Decarbonising the industrial process sector
Researchers at Stanford Engineering have designed and demonstrated a new type of thermochemical reactor that is capable of generating the immense heat required for many industrial processes with fewer carbon emissions. The electrified design, published in Joule, is also claimed to be smaller, cheaper and more efficient than existing fossil fuel technology.
“We have an electrified and scalable reactor infrastructure for thermochemical processes that features ideal heating and heat-transfer properties,” said Jonathan Fan, an associate professor of electrical engineering at Stanford and senior author on the paper. “Essentially, we’re pushing reactor performance to its physical limits, and we’re using green electricity to power it.”
Magnetic way to heat
Most standard thermochemical reactors work by burning fossil fuels to heat a fluid, which then flows into pipes in the reactor — like a boiler sending hot water to cast iron radiators in an old house, but with better insulation and at much higher temperatures. This requires a large amount of infrastructure and there are many opportunities to lose heat along the way.
The electrified reactor uses magnetic induction to generate heat — the same sort of process used in induction stoves. Instead of having to transport heat through pipes, induction heating creates heat internally within the reactor, by taking advantage of interactions between electric currents and magnetic fields. If you wanted to inductively heat up a steel rod, for example, you could wrap a wire around it and run an alternating current through the coil. These currents create an oscillating magnetic field which, in turn, induces a current in the steel. And because steel is not a perfect conductor of electricity, some of that current turns into heat. This method effectively heats the whole piece of steel at the same time, rather than creating heat from the outside in.
Adapting induction heating for the chemicals industry is not as easy as just turning up the heat. Industrial reactors need to evenly create and distribute heat in a three-dimensional space and be much more efficient than the average stovetop. The researchers determined that they could maximise their efficiency by using particularly high frequency currents, which alternate very quickly, in conjunction with reactor materials that are particularly bad conductors of electricity.
The researchers used new, high-efficiency electronics developed by Juan Rivas-Davila, an associate professor of electrical engineering and co-author on the paper, to produce the currents they required. They then used those currents to inductively heat a three-dimensional lattice made of a poorly conducting ceramic material in the core of their reactor. The lattice structure is just as important as the material itself, Fan said, because the lattice voids artificially lower the electrical conductivity even further. And those voids can be filled with catalysts — the materials that need to be heated to initiate chemical reactions. This makes for even more efficient heat transfer and means the electrified reactor can be much smaller than traditional fossil fuel reactors.

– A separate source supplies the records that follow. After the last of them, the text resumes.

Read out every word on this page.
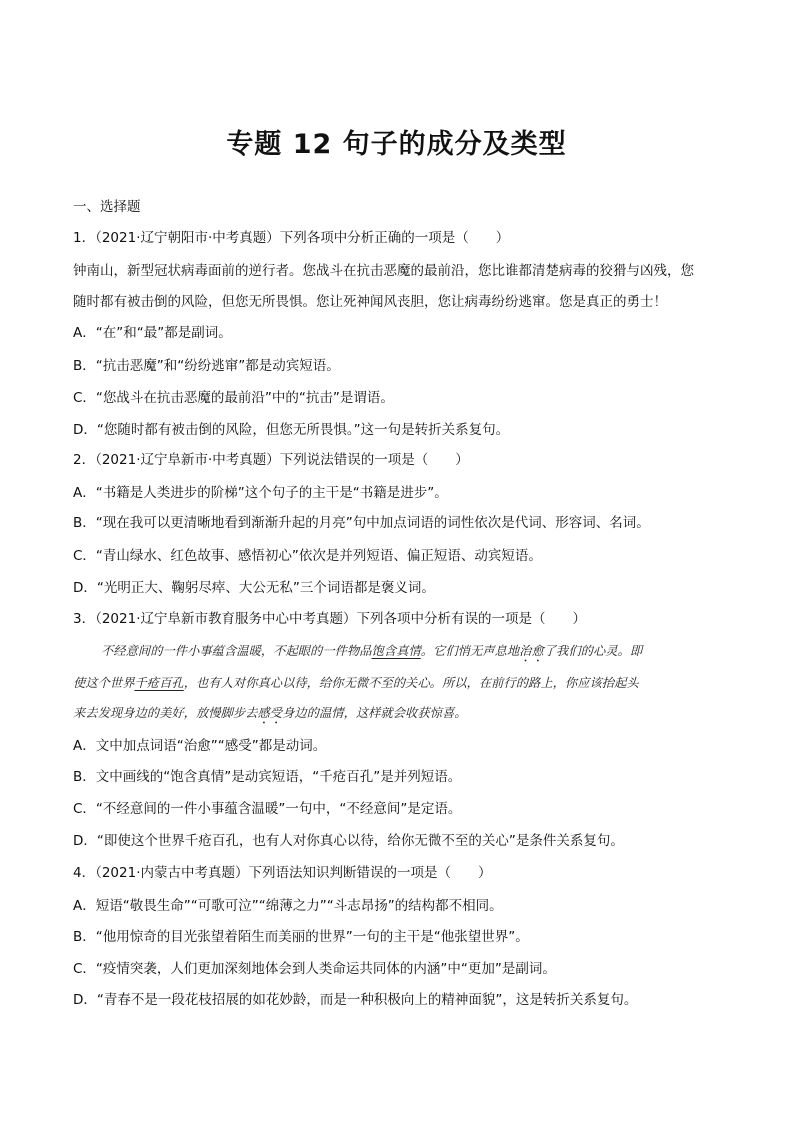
专题 12 句子的成分及类型
一、选择题
1．（2021·辽宁朝阳市·中考真题）下列各项中分析正确的一项是（　　）
钟南山，新型冠状病毒面前的逆行者。您战斗在抗击恶魔的最前沿，您比谁都清楚病毒的狡猾与凶残，您
随时都有被击倒的风险，但您无所畏惧。您让死神闻风丧胆，您让病毒纷纷逃窜。您是真正的勇士！
A．“在”和“最”都是副词。
B．“抗击恶魔”和“纷纷逃窜”都是动宾短语。
C．“您战斗在抗击恶魔的最前沿”中的“抗击”是谓语。
D．“您随时都有被击倒的风险，但您无所畏惧。”这一句是转折关系复句。
2．（2021·辽宁阜新市·中考真题）下列说法错误的一项是（　　）
A．“书籍是人类进步的阶梯”这个句子的主干是“书籍是进步”。
B．“现在我可以更清晰地看到渐渐升起的月亮”句中加点词语的词性依次是代词、形容词、名词。
C．“青山绿水、红色故事、感悟初心”依次是并列短语、偏正短语、动宾短语。
D．“光明正大、鞠躬尽瘁、大公无私”三个词语都是褒义词。
3．（2021·辽宁阜新市教育服务中心中考真题）下列各项中分析有误的一项是（　　）
不经意间的一件小事蕴含温暖，不起眼的一件物品饱含真情。它们悄无声息地治愈了我们的心灵。即
使这个世界千疮百孔，也有人对你真心以待，给你无微不至的关心。所以，在前行的路上，你应该抬起头
来去发现身边的美好，放慢脚步去感受身边的温情，这样就会收获惊喜。
A．文中加点词语“治愈”“感受”都是动词。
B．文中画线的“饱含真情”是动宾短语，“千疮百孔”是并列短语。
C．“不经意间的一件小事蕴含温暖”一句中，“不经意间”是定语。
D．“即使这个世界千疮百孔，也有人对你真心以待，给你无微不至的关心”是条件关系复句。
4．（2021·内蒙古中考真题）下列语法知识判断错误的一项是（　　）
A．短语“敬畏生命”“可歌可泣”“绵薄之力”“斗志昂扬”的结构都不相同。
B．“他用惊奇的目光张望着陌生而美丽的世界”一句的主干是“他张望世界”。
C．“疫情突袭，人们更加深刻地体会到人类命运共同体的内涵”中“更加”是副词。
D．“青春不是一段花枝招展的如花妙龄，而是一种积极向上的精神面貌”，这是转折关系复句。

“You’re heating a large surface area structure that is right next to the catalyst, so the heat you’re generating gets to the catalyst very quickly to drive the chemical reactions,” Fan said. “Plus, it’s simplifying everything. You’re not transferring heat from somewhere else and losing some along the way, you don’t have any pipes going in and out of the reactor — you can fully insulate it. This is ideal from an energy management and cost point of view.”
Capturing industrial applications
The researchers used the reactor to power a chemical reaction, called the reverse water gas shift reaction, using a new sustainable catalyst developed by Matthew Kanan, a professor of chemistry in the School of Humanities and Sciences and co-author of the paper. The reaction, which requires high heat, can turn captured carbon dioxide into a valuable gas that can be used to create sustainable fuels. In the proof-of-concept demonstration, the reactor was over 85% efficient, indicating that it converted almost all electrical energy into usable heat. The reactor also demonstrated ideal conditions for facilitating the chemical reaction — carbon dioxide was converted to usable gas at the theoretically predicted rate, which is often not the case with new reactor designs.
“As we make these reactors even larger or operate them at even higher temperatures, they just get more efficient,” Fan said. “That’s the story of electrification — we’re not just trying to replace what we have, we’re creating even better performance.”
Fan, Rivas-Davila, Kanan and their colleagues are already working to scale up their new reactor technology and expand its potential applications. They are adapting the same ideas to design reactors for capturing carbon dioxide and for manufacturing cement, and they are working with industrial partners in the oil and gas industries to understand what those companies would need to adopt this technology. They are also conducting economic analyses to understand what system-wide sustainable solutions would look like and how they could be made more affordable.
“Electrification affords us the opportunity to reinvent infrastructure, breaking through existing bottlenecks and shrinking and simplifying these types of reactors, in addition to decarbonising them,” Fan said. “Industrial decarbonisation is going to require new, systems-level approaches, and I think we’re just getting started.”